Raoul Pal: Absolutely. I've done models. If it reaches the oversold zone of 1 to 2 standard deviations at the lower end of the logarithmic trend channel, you buy in and do nothing; the compounding is astonishing. If you try to sell at the top and then buy back at the bottom, 99% of people can't do it; it's too difficult. People often chase prices during the rise. I've been in this industry for 35 years, and I don't know anyone who can consistently make big money through short-term trading. Those who make big money are actually earning asset management fees.
It turns out that the people who make the most money in cryptocurrency are those who "do nothing." Why do the most profitable accounts at major brokerages often belong to "dead accounts (forgotten accounts)"? Retail investors try to buy high and sell low, and not only do they fail, but they also expend a lot of emotional and psychological energy, getting angry or euphoric over daily price fluctuations, which is absolutely the least efficient use of personal energy. If you have spare productive energy, study AI, and then hold onto your Bitcoin tightly. If the price is overbought and reaches two standard deviations, you can sell a little to enjoy life; otherwise, just keep quiet, buy the dip, and hold patiently.
Host: How can people maintain faith when their portfolio drops 60-80% and continues for months?
Raoul Pal: I don't care at all. I live off my salary. If I have spare money and the market is severely oversold, I just keep buying. Because my core logic hasn't changed: tomorrow will be more digital than today.
Host: Now that AI stocks are soaring, many charts are going straight up. Will this attract people away from the boring cryptocurrency to buy AI?
Raoul Pal: Your duty is to be a mercenary for your own capital; go where the money is. But I believe the compound return rate of cryptocurrency is higher. Compared to Nasdaq, Bitcoin is currently severely oversold in its long-term trend. This means that relative to Nasdaq, you should allocate more to cryptocurrency now.
Host: Finally, please give us some optimistic hopes for 2026 to 2027 to help boost morale.

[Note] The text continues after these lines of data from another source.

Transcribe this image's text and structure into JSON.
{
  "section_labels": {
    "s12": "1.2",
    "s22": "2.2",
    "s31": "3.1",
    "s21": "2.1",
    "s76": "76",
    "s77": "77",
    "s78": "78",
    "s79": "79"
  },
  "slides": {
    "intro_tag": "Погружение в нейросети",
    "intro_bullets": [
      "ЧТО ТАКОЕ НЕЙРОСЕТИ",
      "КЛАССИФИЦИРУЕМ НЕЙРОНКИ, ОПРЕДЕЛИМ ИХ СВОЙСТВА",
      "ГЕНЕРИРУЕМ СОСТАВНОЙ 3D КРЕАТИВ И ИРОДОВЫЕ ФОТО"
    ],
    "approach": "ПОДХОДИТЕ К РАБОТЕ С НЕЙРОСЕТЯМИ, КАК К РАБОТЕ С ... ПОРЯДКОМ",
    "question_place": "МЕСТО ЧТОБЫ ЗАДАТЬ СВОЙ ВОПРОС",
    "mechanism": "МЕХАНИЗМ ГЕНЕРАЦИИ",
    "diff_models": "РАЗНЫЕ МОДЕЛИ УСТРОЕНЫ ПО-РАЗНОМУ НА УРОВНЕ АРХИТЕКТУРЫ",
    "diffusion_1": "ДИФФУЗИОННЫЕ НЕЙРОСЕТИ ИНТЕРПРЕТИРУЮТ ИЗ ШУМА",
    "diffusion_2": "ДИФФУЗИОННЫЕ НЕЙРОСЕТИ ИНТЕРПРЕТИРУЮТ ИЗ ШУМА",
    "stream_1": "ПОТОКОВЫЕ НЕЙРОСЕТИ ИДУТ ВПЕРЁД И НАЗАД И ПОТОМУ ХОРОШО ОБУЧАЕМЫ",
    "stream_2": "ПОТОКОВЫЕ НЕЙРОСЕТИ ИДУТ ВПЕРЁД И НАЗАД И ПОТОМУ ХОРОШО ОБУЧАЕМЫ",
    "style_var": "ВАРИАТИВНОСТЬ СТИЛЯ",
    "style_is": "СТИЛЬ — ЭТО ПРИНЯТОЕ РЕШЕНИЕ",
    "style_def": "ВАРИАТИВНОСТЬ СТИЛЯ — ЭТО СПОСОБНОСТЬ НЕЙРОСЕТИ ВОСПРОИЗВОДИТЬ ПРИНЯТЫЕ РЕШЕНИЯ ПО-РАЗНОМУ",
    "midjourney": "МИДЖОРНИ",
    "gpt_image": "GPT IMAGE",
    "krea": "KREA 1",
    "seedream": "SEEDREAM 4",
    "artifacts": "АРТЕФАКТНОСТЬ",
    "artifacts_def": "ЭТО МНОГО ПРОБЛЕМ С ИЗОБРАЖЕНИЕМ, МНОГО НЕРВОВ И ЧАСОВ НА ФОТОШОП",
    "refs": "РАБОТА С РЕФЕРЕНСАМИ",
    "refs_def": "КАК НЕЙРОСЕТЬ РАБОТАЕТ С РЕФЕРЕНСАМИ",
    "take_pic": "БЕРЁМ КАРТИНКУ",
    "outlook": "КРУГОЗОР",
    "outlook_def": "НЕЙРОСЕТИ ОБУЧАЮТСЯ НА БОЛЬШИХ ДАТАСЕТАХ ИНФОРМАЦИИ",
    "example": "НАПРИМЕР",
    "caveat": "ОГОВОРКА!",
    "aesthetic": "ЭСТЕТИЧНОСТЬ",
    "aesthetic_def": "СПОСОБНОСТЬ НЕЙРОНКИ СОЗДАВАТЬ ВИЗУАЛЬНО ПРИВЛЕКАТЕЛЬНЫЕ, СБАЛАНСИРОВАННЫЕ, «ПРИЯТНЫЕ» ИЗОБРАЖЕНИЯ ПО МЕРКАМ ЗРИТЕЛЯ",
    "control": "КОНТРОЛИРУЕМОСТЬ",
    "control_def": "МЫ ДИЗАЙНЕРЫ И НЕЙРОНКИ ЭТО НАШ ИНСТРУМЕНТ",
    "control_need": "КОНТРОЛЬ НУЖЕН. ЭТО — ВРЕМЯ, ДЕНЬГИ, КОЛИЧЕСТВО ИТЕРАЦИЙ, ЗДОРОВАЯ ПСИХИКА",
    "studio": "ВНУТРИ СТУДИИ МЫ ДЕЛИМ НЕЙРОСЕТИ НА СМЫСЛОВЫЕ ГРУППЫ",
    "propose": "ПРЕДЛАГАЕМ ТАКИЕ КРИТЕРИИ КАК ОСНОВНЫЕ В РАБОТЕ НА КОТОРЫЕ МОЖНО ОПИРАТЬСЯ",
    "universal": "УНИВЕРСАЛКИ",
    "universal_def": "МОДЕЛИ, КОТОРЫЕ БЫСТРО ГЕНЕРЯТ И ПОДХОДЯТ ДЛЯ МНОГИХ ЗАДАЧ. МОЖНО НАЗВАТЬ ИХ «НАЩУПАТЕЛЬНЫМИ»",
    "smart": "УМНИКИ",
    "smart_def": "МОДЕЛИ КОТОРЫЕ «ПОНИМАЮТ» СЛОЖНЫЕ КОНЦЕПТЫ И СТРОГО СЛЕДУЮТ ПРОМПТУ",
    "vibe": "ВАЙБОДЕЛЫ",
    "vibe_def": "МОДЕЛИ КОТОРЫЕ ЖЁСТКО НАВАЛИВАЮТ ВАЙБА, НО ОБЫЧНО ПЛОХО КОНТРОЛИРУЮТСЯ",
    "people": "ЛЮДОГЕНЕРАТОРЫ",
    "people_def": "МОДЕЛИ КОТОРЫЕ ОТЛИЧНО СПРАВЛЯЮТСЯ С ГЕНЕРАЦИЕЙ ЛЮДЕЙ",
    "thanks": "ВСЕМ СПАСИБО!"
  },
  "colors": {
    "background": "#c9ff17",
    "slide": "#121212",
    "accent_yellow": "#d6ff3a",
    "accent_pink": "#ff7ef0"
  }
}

Raoul Pal: There is a lot of good news. First, banks are entering the space, and stablecoins will experience explosive growth in the next two years. The regulatory "Clarity Act" will be signed, allowing almost everyone to start building on the blockchain. Macroeconomically, the U.S. government has trillions of dollars in interest to roll over and pay, and they must continue printing money, which will increase global liquidity. The business cycle remains strong, and more people's income will be funneled into speculative assets. Most importantly, current crypto assets are at the cheapest low point in the long-term logarithmic upward trend compared to assets like Nasdaq. We have also experienced the longest duration and lowest reading of "extreme fear" in history (the Fear and Greed Index falling below 10), and it is very likely that the Middle East conflict will be permanently resolved. This is simply a perfect storm of bullish combinations. I believe the probability of this positive bullish outcome is 70%, with the remaining 30% of bearish risk mainly stemming from the Middle East conflict failing to resolve, leading to inflation and liquidity tightening, but I haven't seen any signs of that yet.